Highest Dutch court apologises to childcare benefit scandal victims

Photo: Wikimedia Commons

The Netherlands’ highest court, the Raad van State, has apologised to victims of the childcare benefit scandal, saying it had taken the ‘all or nothing’ approach to even minor infringements of the law for far too long.

‘We apologise to parents who ended up in difficulty because we took a strict line for too long,’ Bart Jan van Ettekoven, chairman of the court’s administrative law department, said in a statement. ‘We should have offered these parents better legal protection.’

Tens of thousands of Dutch parents were incorrectly accused of fraud and unjustly ordered to pay back thousands of euros in historic childcare benefit by the Dutch tax office.

On Thursday, Aleid Wolfsen, chairman of the Dutch privacy watchdog AP, told broadcaster NOS that Council of State rulings against victims of the childcare benefits scandal were ‘of an unprecedented seriousness.’

He said that the highest administrative court apparently never noticed that the cases largely concerned people with dual nationalities. ‘This is about such a large mass [of people] that if you haven’t noticed it, then there is something wrong with your perceptive capacities,’ he said.
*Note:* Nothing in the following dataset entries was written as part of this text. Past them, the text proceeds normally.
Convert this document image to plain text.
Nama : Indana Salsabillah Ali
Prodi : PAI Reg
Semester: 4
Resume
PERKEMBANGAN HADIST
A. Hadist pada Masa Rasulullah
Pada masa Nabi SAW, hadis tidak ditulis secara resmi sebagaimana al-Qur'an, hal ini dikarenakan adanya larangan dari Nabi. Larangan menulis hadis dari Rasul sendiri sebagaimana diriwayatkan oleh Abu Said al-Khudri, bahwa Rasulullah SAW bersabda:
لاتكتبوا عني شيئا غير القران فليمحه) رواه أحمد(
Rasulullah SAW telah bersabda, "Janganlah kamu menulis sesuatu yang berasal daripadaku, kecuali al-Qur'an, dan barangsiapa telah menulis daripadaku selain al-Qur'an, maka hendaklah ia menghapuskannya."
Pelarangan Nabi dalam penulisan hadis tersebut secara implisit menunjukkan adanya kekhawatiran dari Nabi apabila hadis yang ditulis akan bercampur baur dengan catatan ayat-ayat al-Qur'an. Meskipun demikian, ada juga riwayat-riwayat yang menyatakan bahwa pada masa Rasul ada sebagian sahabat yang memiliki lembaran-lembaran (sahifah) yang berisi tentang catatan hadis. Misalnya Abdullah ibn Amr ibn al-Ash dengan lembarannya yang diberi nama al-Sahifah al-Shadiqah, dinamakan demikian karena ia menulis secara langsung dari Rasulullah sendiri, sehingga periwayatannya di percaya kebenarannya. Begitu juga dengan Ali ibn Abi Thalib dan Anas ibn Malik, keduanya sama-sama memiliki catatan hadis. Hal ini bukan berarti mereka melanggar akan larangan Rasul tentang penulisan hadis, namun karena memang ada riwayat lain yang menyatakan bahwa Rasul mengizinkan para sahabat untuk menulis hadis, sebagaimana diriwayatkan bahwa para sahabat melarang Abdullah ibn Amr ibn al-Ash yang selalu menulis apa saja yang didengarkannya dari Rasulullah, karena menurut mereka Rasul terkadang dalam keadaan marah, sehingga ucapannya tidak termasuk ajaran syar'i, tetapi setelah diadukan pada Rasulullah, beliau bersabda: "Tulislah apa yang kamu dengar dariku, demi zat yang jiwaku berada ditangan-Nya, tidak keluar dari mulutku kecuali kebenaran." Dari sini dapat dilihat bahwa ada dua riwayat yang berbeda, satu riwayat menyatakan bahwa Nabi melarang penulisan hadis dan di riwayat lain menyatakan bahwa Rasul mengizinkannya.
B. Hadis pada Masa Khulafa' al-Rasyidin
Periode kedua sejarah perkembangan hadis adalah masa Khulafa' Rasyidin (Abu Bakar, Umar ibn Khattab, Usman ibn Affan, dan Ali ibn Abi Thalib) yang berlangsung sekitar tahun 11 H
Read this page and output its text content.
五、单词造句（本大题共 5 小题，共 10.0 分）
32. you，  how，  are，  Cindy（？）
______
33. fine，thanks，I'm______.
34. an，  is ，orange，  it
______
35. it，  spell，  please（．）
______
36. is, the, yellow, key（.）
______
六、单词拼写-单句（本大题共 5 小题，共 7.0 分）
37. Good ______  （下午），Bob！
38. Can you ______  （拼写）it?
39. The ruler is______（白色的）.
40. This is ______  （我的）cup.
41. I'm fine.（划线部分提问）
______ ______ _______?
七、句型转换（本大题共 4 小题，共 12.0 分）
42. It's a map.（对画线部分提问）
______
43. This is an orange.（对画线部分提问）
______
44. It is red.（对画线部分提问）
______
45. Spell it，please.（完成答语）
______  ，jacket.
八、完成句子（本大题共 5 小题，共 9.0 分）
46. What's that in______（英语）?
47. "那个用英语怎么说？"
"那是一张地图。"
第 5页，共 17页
‘If you [do not protect people against discrimination], you are participating in discriminating against people. That means you are also culpable.’

Disproportional

Between 2004 and 2019, thousands of parents had their childcare benefits stopped and were ordered to repay every penny ever received, sometimes due to the smallest mistakes.

Many were labelled fraudsters, and their details shared across government departments, with devastating consequences for their financial, personal and children’s wellbeing. After a blistering commission report, and the fall of the Dutch government in January,  some 15,000 people have had €30,000 in compensation and thousands are still waiting for their individual cases to be assessed.